Pochi giorni al referendum sulla brexit -che ho intimamente ribattezzato London Calling. Il referendum, nato apparentemente a causa di beghe interne ai conservatori, mostra la vistosa frattura sociale interna al UK -ed a quasi tutti i paesi comunitari; fonti EU confermano che "le
più forti disparità in termini di creazione di ricchezza tra regioni
dello stesso paese si registrano all'interno del Regno Unito, poiché il
Pil pro capite della regione Inner London è quasi cinque volte più alto
di quello della regione West Wales". Sarebbe strano che queste forti discrepanze non prendessero una forma politica - ma non di classe, non mi stupirei che il voto pro o contro l'EU riflettesse in distribuzione geografica quella della ricchezza sociale, con chi impoverisce e chi potrebbe guadagnare ancora di più a favore del "leave", chi ha mantenuto il proprio tenore di vita nonostante la crisi o, grazie ad essa, lo ha migliorato schierato con lo status quo attuale. Quelli messi peggio non votano. A mio avviso, riguardo alla scelta referendaria, la brexit non ha
alcuna possibilità di passare in un clima sociale, da quel che ho capito, complessivamente più anestetizzato che rovente, omicidi a parte.

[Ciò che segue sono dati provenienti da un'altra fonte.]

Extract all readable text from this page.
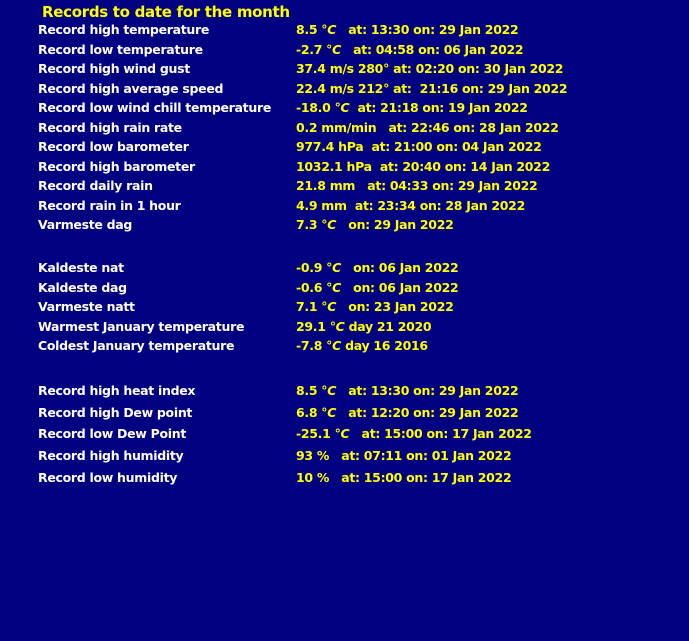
Records to date for the month
Record high temperature	8.5 °C   at: 13:30 on: 29 Jan 2022
Record low temperature	-2.7 °C   at: 04:58 on: 06 Jan 2022
Record high wind gust	37.4 m/s 280° at: 02:20 on: 30 Jan 2022
Record high average speed	22.4 m/s 212° at:  21:16 on: 29 Jan 2022
Record low wind chill temperature	-18.0 °C  at: 21:18 on: 19 Jan 2022
Record high rain rate	0.2 mm/min   at: 22:46 on: 28 Jan 2022
Record low barometer	977.4 hPa  at: 21:00 on: 04 Jan 2022
Record high barometer	1032.1 hPa  at: 20:40 on: 14 Jan 2022
Record daily rain	21.8 mm   at: 04:33 on: 29 Jan 2022
Record rain in 1 hour	4.9 mm  at: 23:34 on: 28 Jan 2022
Varmeste dag	7.3 °C   on: 29 Jan 2022
Kaldeste nat	-0.9 °C   on: 06 Jan 2022
Kaldeste dag	-0.6 °C   on: 06 Jan 2022
Varmeste natt	7.1 °C   on: 23 Jan 2022
Warmest January temperature	29.1 °C day 21 2020
Coldest January temperature	-7.8 °C day 16 2016
Record high heat index	8.5 °C   at: 13:30 on: 29 Jan 2022
Record high Dew point	6.8 °C   at: 12:20 on: 29 Jan 2022
Record low Dew Point	-25.1 °C   at: 15:00 on: 17 Jan 2022
Record high humidity	93 %   at: 07:11 on: 01 Jan 2022
Record low humidity	10 %   at: 15:00 on: 17 Jan 2022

In questo senso propongo qui sotto un articolo del 2014 - intitolato "Le due europe dell'economia, oltre gli stereotipi e i confini statuali" - che traccia i confini geografici di una kerneurope economica a carattere regionale che è trasversale agli stati nazionali. Questa trasversalità , mappa della produzione reale della ricchezza, pone forse uno fra i problemi più grossi alla realizzazione del vecchio progetto, sempre sottotraccia e pronto a tornare in auge nei prossimi momenti di crisi acuta, del ministro tedesco Schäuble riguardo ad un gruppo core di paesi allineati agli alti standard economico sociali tedeschi, non a caso internamente il più omogeneo fra i più grandi e popolosi paesi comunitari .
Otto
anni di crisi economica hanno compromesso la convergenza che
l'Europa sperimentava fino alla metà degli anni 2000. Stante una certa
debolezza della Germania, si assisteva ad esempio alla rapida crescita
di zone fino a poco prima depresse, come l'Irlanda o la Spagna, e allo
spettacolare aumento dei livelli di consumo dei greci o degli ungheresi.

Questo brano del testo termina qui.